Ispartalıların "Çalıda gül bitmez cahile söz yetmez." sözünü hatırlatan Yıldırım, şunları söyledi:

"Bazıları kaos üretecek biz inadına 'istikrar' diyeceğiz, bazıları karamsarlık pompalayacak biz inadına 'umut' diyeceğiz, bazıları 'ihanet, hıyanet' diyecek biz 'Kardeşliğe devam' diyeceğiz, bazıları milletin egemenliğini gasbetmek için harekete geçecek biz 'Demokrasi, istikrar' diyeceğiz. Çünkü bizim adımız AK Parti'dir, birliğin, bütünlüğün partisidir. AK Parti adaletin ve merhametin partisidir. AK Parti demokrasinin, hukukun partisidir. 15 yıldır küçük hesaplar yapmadık, hiç kısa vadeli düşünmedik daima büyük düşündük ve 15 yılın sonunda Türkiye'yi 3 kat büyüttük."

"DUT YEMİŞ BÜLBÜLE DÖNDÜLER"
Ülkenin refahını sağladıklarını anlatan Yıldırım, "Küresel krizde ülkeler birer birer iflas bayrağını çekerken AK Parti sayesinde Türkiye istikrarla güvenle başarıdan başarıya yelken açtı." dedi.

Başbakan Yıldırım, sonucun ortada olduğunu belirterek, "2017 için felaket tellallığı yapanlar, sonunda üçüncü çeyrekte yüzde 11,1 büyümeyi görünce dut yemiş bülbüle döndüler, sesi solukları kesildi. Birkaç ay daha kendilerine gelemezler. Dünyada böyle bir büyüme yok, dünyada bir numara, liste başı olan bir ülke var, o ülkenin adı da Türkiye." ifadelerini kullandı.
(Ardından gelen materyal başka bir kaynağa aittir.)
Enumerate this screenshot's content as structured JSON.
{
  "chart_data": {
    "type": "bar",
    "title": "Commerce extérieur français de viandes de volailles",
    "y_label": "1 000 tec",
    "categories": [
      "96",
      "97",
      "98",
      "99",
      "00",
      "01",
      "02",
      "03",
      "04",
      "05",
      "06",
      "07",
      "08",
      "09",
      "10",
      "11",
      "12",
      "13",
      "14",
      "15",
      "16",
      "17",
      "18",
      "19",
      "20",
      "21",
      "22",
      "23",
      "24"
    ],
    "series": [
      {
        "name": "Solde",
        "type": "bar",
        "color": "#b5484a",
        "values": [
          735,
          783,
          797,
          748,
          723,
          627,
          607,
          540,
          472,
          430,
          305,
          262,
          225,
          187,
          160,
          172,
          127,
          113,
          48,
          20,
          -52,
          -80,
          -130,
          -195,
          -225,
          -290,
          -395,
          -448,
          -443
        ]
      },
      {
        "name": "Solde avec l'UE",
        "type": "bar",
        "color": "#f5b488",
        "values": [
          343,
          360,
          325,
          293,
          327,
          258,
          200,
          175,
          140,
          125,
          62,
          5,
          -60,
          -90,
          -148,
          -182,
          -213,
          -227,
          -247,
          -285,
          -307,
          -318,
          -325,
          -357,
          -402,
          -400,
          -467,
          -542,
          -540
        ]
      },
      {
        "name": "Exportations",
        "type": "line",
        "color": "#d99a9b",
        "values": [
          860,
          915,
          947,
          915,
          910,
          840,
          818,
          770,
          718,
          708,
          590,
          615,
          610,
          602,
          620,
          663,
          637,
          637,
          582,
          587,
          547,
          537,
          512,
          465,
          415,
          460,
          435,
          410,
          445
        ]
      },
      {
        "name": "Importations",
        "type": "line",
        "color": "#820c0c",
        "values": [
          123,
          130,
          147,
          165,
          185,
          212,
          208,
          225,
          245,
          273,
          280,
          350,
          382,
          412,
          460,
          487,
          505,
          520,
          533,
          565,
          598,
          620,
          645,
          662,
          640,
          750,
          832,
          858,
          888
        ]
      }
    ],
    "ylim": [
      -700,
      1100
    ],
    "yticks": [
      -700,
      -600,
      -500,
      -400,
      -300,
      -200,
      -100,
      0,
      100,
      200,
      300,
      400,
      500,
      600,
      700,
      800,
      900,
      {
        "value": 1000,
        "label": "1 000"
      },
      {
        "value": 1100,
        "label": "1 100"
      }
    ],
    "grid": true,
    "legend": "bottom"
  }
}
Konuşması destek sloganlarıyla kesilen Yıldırım, "Sizler bu heyecanda oldukça, bu coşku sizde oldukça evelallah bize karada, denizde, havada ölüm yok." karşılığını verdi.

Yıllardır devam eden taşeron sorununu da çözdüklerini anımsatan Başbakan Yıldırım, "Bunun üzerinden ne istismarlar yaptılar. 'Halledeceğiz' dedik hallettik mi? Hayırlı uğurlu olsun. değerlendirmesini yaptı.

Asgari ücrete yönelik de farklı söylemlerin dile getirildiğini aktaran Yıldırım, şunları söyledi:

"Dedik ki asgari ücret enflasyonun altında olmayacak, çalışanımızın hakkını geciktirmeden vereceğiz. Yüzde 14'ün üzerinde artışla yeni asgari ücreti onayladık, hayırlı uğurlu olsun. Bununla da kalmadık işverenlerimizin bu artıştan dolayı işçi çıkarmaması için, zorluğa, darlığa düşmemesi için 'Prim desteği vereceğiz' dedik, 2018'de de 100 lira, her çalıştırdığı personel için destek verme kararı aldık. Hayırlı uğurlu olsun, yeter ki Türkiye büyüsün, istihdam artsın, önümüz, geleceğimiz aydınlık olsun." dedi.